Heather Sellers is the author of the critically acclaimed short story collection Georgia Under Water, as well as several books on creative writing. She speaks regularly around the country on both writing and face blindness. Her work has appeared in O: The Oprah Magazine and numerous literary magazines. Born and raised in Orlando, Florida, she has a Ph.D. in creative writing from Florida State University. She teaches English at Hope College in Holland, Michigan.
Alex Taylor III is Senior Editor at FORTUNE Magazine. He joined FORTUNE in 1986. Taylor was selected one of 100 Notable Business Journalists Of The 20th Century and has won numerous awards for his automotive writing, including three first prizes from the Detroit Press Club Foundation. The Washington Automotive Press Association voted him journalist of the year and his articles have been nominated for the National Magazine Awards. Prior to joining FORTUNE, Taylor worked for TIME and The Detroit Free Press.
Taylor is on the jury for the North America Car and Truck of the Year Awards. He formerly served as a judge for the Oversees Press Club Awards and was an adjunct professor at the Columbia University Graduate School of Journalism.

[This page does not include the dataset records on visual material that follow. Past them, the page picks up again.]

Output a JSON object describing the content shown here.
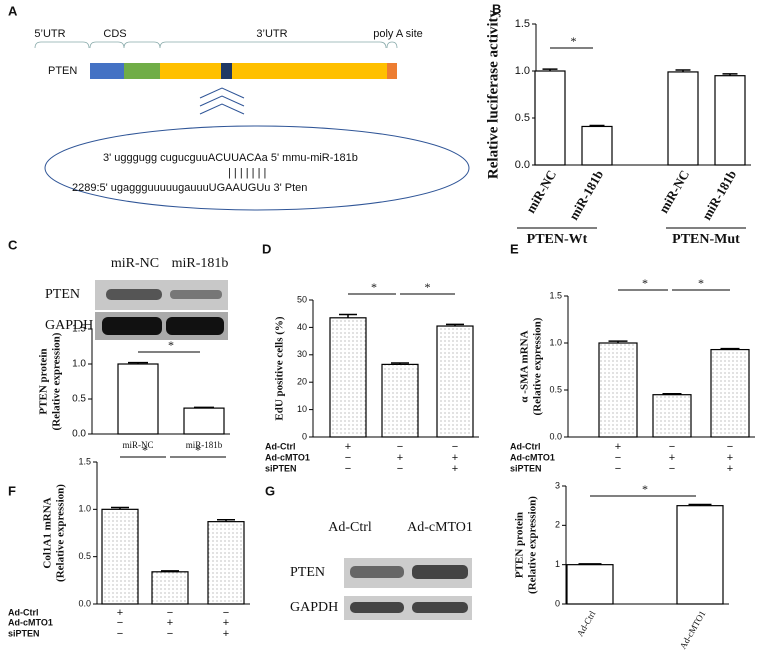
{
  "panel_labels": [
    "A",
    "B",
    "C",
    "D",
    "E",
    "F",
    "G"
  ],
  "diagram": {
    "gene": "PTEN",
    "regions": [
      "5’UTR",
      "CDS",
      "3’UTR",
      "poly A site"
    ],
    "binding": [
      "3' ugggugg cugucguuACUUACAa 5' mmu-miR-181b",
      "| | | | | | |",
      "2289:5' ugaggguuuuugauuuUGAAUGUu 3' Pten"
    ]
  },
  "blots": [
    {
      "lanes": [
        "miR-NC",
        "miR-181b"
      ],
      "rows": [
        "PTEN",
        "GAPDH"
      ]
    },
    {
      "lanes": [
        "Ad-Ctrl",
        "Ad-cMTO1"
      ],
      "rows": [
        "PTEN",
        "GAPDH"
      ]
    }
  ],
  "chart_data": [
    {
      "type": "bar",
      "ylabel": [
        "Relative luciferase activity"
      ],
      "categories": [
        "miR-NC",
        "miR-181b",
        "miR-NC",
        "miR-181b"
      ],
      "values": [
        1.0,
        0.41,
        0.99,
        0.95
      ],
      "errors": [
        0.02,
        0.01,
        0.02,
        0.02
      ],
      "groups": [
        "PTEN-Wt",
        "PTEN-Mut"
      ],
      "ylim": [
        0,
        1.5
      ],
      "yticks": [
        {
          "value": 0,
          "label": "0.0"
        },
        {
          "value": 0.5,
          "label": "0.5"
        },
        {
          "value": 1,
          "label": "1.0"
        },
        {
          "value": 1.5,
          "label": "1.5"
        }
      ],
      "annotations": [
        "*"
      ],
      "fill": "white"
    },
    {
      "type": "bar",
      "ylabel": [
        "PTEN protein",
        "(Relative expression)"
      ],
      "categories": [
        "miR-NC",
        "miR-181b"
      ],
      "values": [
        1.0,
        0.37
      ],
      "errors": [
        0.02,
        0.01
      ],
      "ylim": [
        0,
        1.5
      ],
      "yticks": [
        {
          "value": 0,
          "label": "0.0"
        },
        {
          "value": 0.5,
          "label": "0.5"
        },
        {
          "value": 1,
          "label": "1.0"
        },
        {
          "value": 1.5,
          "label": "1.5"
        }
      ],
      "annotations": [
        "*"
      ],
      "fill": "white"
    },
    {
      "type": "bar",
      "ylabel": [
        "EdU positive cells (%)"
      ],
      "values": [
        43.5,
        26.5,
        40.5
      ],
      "errors": [
        1.2,
        0.5,
        0.6
      ],
      "conditions": [
        {
          "name": "Ad-Ctrl",
          "signs": [
            "+",
            "−",
            "−"
          ]
        },
        {
          "name": "Ad-cMTO1",
          "signs": [
            "−",
            "+",
            "+"
          ]
        },
        {
          "name": "siPTEN",
          "signs": [
            "−",
            "−",
            "+"
          ]
        }
      ],
      "ylim": [
        0,
        50
      ],
      "yticks": [
        0,
        10,
        20,
        30,
        40,
        50
      ],
      "annotations": [
        "*",
        "*"
      ],
      "fill": "dots"
    },
    {
      "type": "bar",
      "ylabel": [
        "α -SMA mRNA",
        "(Relative expression)"
      ],
      "values": [
        1.0,
        0.45,
        0.93
      ],
      "errors": [
        0.02,
        0.01,
        0.01
      ],
      "conditions": [
        {
          "name": "Ad-Ctrl",
          "signs": [
            "+",
            "−",
            "−"
          ]
        },
        {
          "name": "Ad-cMTO1",
          "signs": [
            "−",
            "+",
            "+"
          ]
        },
        {
          "name": "siPTEN",
          "signs": [
            "−",
            "−",
            "+"
          ]
        }
      ],
      "ylim": [
        0,
        1.5
      ],
      "yticks": [
        {
          "value": 0,
          "label": "0.0"
        },
        {
          "value": 0.5,
          "label": "0.5"
        },
        {
          "value": 1,
          "label": "1.0"
        },
        {
          "value": 1.5,
          "label": "1.5"
        }
      ],
      "annotations": [
        "*",
        "*"
      ],
      "fill": "dots"
    },
    {
      "type": "bar",
      "ylabel": [
        "Col1A1 mRNA",
        "(Relative expression)"
      ],
      "values": [
        1.0,
        0.34,
        0.87
      ],
      "errors": [
        0.02,
        0.01,
        0.02
      ],
      "conditions": [
        {
          "name": "Ad-Ctrl",
          "signs": [
            "+",
            "−",
            "−"
          ]
        },
        {
          "name": "Ad-cMTO1",
          "signs": [
            "−",
            "+",
            "+"
          ]
        },
        {
          "name": "siPTEN",
          "signs": [
            "−",
            "−",
            "+"
          ]
        }
      ],
      "ylim": [
        0,
        1.5
      ],
      "yticks": [
        {
          "value": 0,
          "label": "0.0"
        },
        {
          "value": 0.5,
          "label": "0.5"
        },
        {
          "value": 1,
          "label": "1.0"
        },
        {
          "value": 1.5,
          "label": "1.5"
        }
      ],
      "annotations": [
        "*",
        "*"
      ],
      "fill": "dots"
    },
    {
      "type": "bar",
      "ylabel": [
        "PTEN protein",
        "(Relative expression)"
      ],
      "categories": [
        "Ad-Ctrl",
        "Ad-cMTO1"
      ],
      "values": [
        1.0,
        2.5
      ],
      "errors": [
        0.02,
        0.03
      ],
      "ylim": [
        0,
        3
      ],
      "yticks": [
        0,
        1,
        2,
        3
      ],
      "annotations": [
        "*"
      ],
      "fill": "white"
    }
  ]
}
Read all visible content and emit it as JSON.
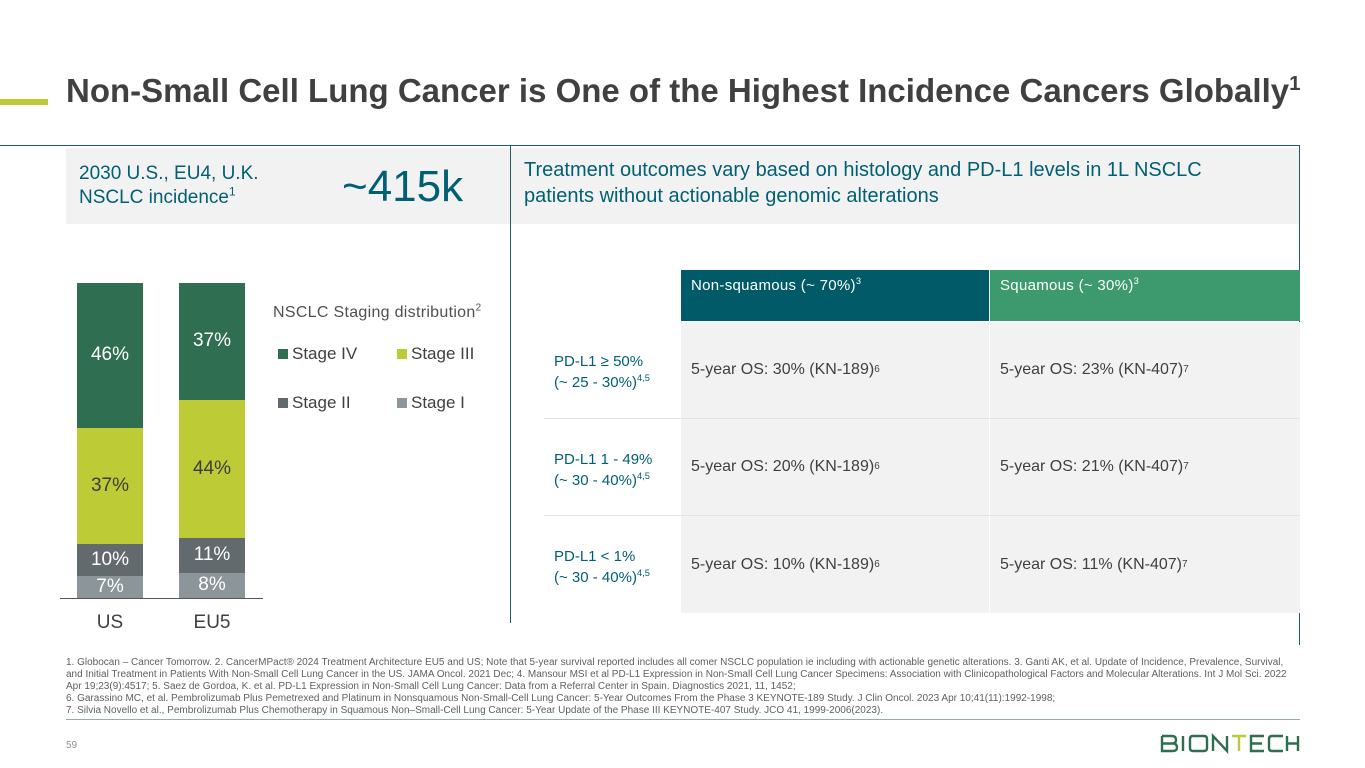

Judge William C. Whitbeck writes for a living. He was for years the legendary Chief Judge of the Michigan Court of Appeals—one of the country’s largest and busiest appellate courts—and he still sits on that court, authoring opinions ranging from the simplest slip-and-fall cases to the murder conviction of Jack Kevorkian. During his long legal and political career, he has been a counselor to three Michigan governors. He and his wife Stephanie live in historic downtown Lansing in their twice-renovated 1878 home—just blocks from Michigan’s Capitol, a brooding presence in his riveting first novel.